Most revelatory reading moment--the moment when Dernhelm rips off "his" helmet and cries, "I am no man! You face a woman!" and the Witch King hesitates . . . see, I didn't get that it was Eowyn. I had no clue until that very moment. I was young, and I trusted authors completely. I remember sitting bolt upright from where I was laying and reading, staring at the page as the hair on my arms stood upright.
The biggest physical reaction I ever had to a book was reading
The World According to Garp
when I was in high school. The bell rang and I was reading it in the hallway as I walked to my next class and I got to "I mith him" and I got light headed and almost passed out.
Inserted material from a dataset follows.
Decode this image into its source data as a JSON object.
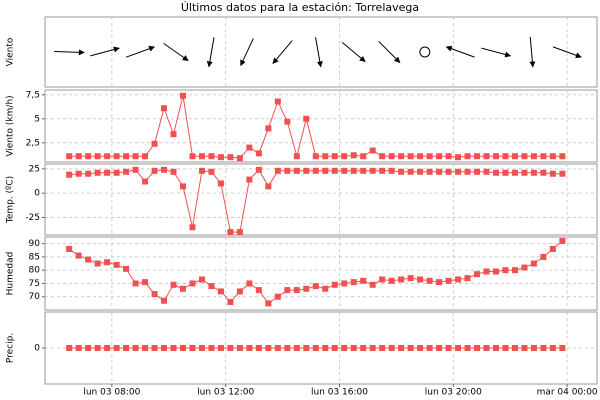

Shirley Jackson Reading Memory:
Finding a cool used paperback copy of
We Have Always Lived In The Castle
when JZ and I were honeymooning in New Orleans, and reading it on the balcony of our B&B while drinking gin and tonics.
I think I read Watership Down in 5th grade for some reason. I just loved it. But then we read it for 8th grade English and had an awful teacher, and so everyone hated it because of her, and thought I was crazy when I kept saying, "No, it's good, I swear!" and plus she never wanted to talk about the parts I was interested in.
Er. Not that I'm bitter.
plus she never wanted to talk about the parts I was interested in.
You can talk about them now. So what was it? An unhealthy fascination with Fiver?
I've never read Watership Down. I wonder if I'd appreciated it now.
I think I read Watership Down in 5th grade for some reason. I just loved it. But then we read it for 8th grade English and had an awful teacher, and so everyone hated it because of her, and thought I was crazy when I kept saying, "No, it's good, I swear!"
Yeah, Watership Down had been one of my favorite books for years before we ever read it in school, so I was thrilled when it turned up on the reading list, and then nobody else liked it. The teacher was fine, but we'd just read Catcher in the Rye, and I think people were suffering from whiplash.
It always boggles my mind when someone dislikes
Watership Down.
I t shouldn't , I worked with enough people that prefer realistic fiction, but I am still always amazed.
I never read Watership Down, either. And I think I only started A Wrinkle in Time (which I love now). This may be why I don't read a lot of fantasy or sci-fi.
Oh, no, it's stuff that I wanted to talk about because at the time, it was exciting to recognize literary devices All By Myself. Like, the El-Ahrairah stories paralleling the action, and what the epigraphs referred to, and so on.
An unhealthy fascination with Fiver?
Tch. It's all about Thlayli.
I'm beginning to think I was too young when I read...well, anything.
We Have Always Lived in the Castle
I read when I was 12, and that was one of those books that put me in a completely other headspace for days. Like I was convinced I'd poisoned my parents.
I was 11 maybe when I read
Lord of the Rings,
so no shiver at the Dernhelm reveal - I just was like, well
duh
it's Eowyn and
duh
she's going to kick his ass.
Back another year to 10, and
Watership Down
and I cried and cried and named my stuffed rabbit that I slept with Fiver and totally did NOT get the Christian metaphor.
Which was okay, because I didn't get it in Narnia either until I reread them in college. I'd picked them up after loving LOTR, randomly, seeing a cover with a dude with a sword on it, and was pretty "eh" about them. Loved them much more later.
And I was WAY too young for
Lord of the Flies
and
Catch-22,
but those did teach me to not go whining to my English teacher parents that I had nothing to read.
Although, when I read
Amityville Horror
later, I had a retroactive A-HA! about the pig and flies and stuff in LofF.
Back another year to 10, and Watership Down and I cried and cried and named my stuffed rabbit that I slept with Fiver and totally did NOT get the Christian metaphor.
There's a Christian metaphor?
Dear God, is there ALWAYS a Christian metaphor?